Little tubby tubster misses Dunkaroos huh? You totally do. You flabby little fatty. Well they discontinued in the US back in 2012. Oh man, I bet you used to stick your finger right in that frosting and suck it right off.
Mr. Oreo O looks kinda familiar doesn't he? Looks quite a bit like you and that flabby little belly. Oreo O's were discontinued in 2007 everywhere, except South Korea. Hahahah but lord knows your chubby heiney isn't making its way all the way over there in this lifetime.
Just as gummy as your chubby lil tummy, Shark Bites are probably the closest thing to fruit you've ever put in that big baby mouth. Isn't that right? Baby like'a da sharkies?
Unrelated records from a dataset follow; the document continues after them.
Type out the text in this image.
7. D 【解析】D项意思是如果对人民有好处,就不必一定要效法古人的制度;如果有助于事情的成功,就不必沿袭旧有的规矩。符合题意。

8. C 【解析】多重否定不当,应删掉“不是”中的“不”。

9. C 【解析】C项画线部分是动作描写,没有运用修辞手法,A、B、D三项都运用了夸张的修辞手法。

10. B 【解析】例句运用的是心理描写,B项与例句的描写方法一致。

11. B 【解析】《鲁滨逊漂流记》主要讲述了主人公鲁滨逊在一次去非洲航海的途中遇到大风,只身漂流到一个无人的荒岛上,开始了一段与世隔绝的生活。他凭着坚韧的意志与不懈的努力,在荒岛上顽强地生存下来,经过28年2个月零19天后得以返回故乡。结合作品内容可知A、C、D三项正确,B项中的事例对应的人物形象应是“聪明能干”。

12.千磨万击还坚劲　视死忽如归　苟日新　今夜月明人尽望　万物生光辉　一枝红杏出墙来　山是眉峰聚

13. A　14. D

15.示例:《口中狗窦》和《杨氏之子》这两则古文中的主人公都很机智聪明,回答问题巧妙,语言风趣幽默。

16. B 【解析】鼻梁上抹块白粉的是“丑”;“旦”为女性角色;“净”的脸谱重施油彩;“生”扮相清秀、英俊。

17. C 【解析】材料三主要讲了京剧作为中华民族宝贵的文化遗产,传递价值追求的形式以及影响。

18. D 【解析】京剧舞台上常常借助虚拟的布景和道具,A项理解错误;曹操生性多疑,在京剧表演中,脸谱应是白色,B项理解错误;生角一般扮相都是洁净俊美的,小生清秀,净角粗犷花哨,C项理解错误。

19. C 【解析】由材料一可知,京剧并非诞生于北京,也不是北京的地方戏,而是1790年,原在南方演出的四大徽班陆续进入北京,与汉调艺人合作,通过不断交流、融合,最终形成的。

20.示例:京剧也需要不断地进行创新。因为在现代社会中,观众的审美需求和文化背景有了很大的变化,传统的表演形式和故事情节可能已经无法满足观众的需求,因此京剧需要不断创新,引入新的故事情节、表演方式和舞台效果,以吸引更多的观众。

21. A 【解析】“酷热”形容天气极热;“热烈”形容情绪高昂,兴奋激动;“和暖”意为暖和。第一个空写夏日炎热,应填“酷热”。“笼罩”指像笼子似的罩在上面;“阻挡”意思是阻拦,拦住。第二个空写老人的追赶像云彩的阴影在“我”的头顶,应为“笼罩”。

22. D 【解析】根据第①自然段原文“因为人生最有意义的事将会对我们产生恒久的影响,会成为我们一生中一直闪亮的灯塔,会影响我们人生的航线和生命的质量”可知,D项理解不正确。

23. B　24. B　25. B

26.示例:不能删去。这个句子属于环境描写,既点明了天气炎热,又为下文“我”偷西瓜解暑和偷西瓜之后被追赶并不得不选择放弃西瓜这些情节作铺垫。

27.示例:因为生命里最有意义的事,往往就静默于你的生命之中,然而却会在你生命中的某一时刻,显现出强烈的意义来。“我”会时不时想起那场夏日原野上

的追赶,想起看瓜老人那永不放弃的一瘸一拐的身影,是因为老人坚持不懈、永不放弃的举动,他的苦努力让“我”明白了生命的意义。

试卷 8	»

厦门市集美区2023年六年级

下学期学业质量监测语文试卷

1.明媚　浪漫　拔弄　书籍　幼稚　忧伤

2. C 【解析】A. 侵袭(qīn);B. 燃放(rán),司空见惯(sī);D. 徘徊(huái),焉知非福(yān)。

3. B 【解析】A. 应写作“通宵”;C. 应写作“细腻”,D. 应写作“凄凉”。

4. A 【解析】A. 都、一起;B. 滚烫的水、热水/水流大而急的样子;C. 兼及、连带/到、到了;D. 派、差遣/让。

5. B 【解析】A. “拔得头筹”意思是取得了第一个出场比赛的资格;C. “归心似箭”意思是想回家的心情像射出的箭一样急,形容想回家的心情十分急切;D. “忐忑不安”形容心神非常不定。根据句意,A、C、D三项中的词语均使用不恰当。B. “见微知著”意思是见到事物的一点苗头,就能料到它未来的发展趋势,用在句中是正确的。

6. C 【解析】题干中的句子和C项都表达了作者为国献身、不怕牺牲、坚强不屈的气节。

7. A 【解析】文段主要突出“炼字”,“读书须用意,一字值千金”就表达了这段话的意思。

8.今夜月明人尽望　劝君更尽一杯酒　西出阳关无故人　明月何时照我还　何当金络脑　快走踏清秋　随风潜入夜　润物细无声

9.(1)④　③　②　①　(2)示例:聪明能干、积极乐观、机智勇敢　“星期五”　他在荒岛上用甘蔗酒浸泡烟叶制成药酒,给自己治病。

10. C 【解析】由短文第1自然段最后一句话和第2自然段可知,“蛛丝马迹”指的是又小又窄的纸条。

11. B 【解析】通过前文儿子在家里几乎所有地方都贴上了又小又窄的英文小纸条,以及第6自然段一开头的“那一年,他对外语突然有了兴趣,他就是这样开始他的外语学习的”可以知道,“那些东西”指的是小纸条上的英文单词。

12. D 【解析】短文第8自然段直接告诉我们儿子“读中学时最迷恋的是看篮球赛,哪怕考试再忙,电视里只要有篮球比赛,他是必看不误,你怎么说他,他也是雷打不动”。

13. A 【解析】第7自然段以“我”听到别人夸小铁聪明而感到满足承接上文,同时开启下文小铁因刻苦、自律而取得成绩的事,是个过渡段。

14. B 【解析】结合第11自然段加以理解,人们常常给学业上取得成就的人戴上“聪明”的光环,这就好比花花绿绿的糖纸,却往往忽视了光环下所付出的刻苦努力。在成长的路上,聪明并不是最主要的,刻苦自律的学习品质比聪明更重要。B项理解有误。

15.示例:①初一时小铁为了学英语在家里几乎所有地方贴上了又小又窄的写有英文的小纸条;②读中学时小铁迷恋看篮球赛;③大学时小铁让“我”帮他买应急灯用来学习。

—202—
Let's be honest, you haven't missed Bubble Jug. Something you're just gonna end up spitting out doesn't do you any good, does it?
Don't pretend like you haven't bookmarked the eBay listings for the 90s fruit juice Squeeze Its, hoping some collector somewhere in Des Moines held on to them so you could rocket them down your flabby gullet.
Until it was withdrawn from shelves in 1997, the fun of the Wonder Ball was that nobody knew exactly what they were gonna get inside. Many featured little candies of popular cartoon characters. Though I have a hunch yours mostly contained early onset type 2 diabetes.
Two dimensional Doritos just weren't enough for you were they? Lil Husky Huskerson needed Doritos to add a whole new DIMENSION to fill that plump baby tum tum. Well now you're stuck with regular ol' flat Doritos, cuz these inflated treats were discontinued in the mid 2000s. Go ahead. Cry. Cry, you chunky little baby.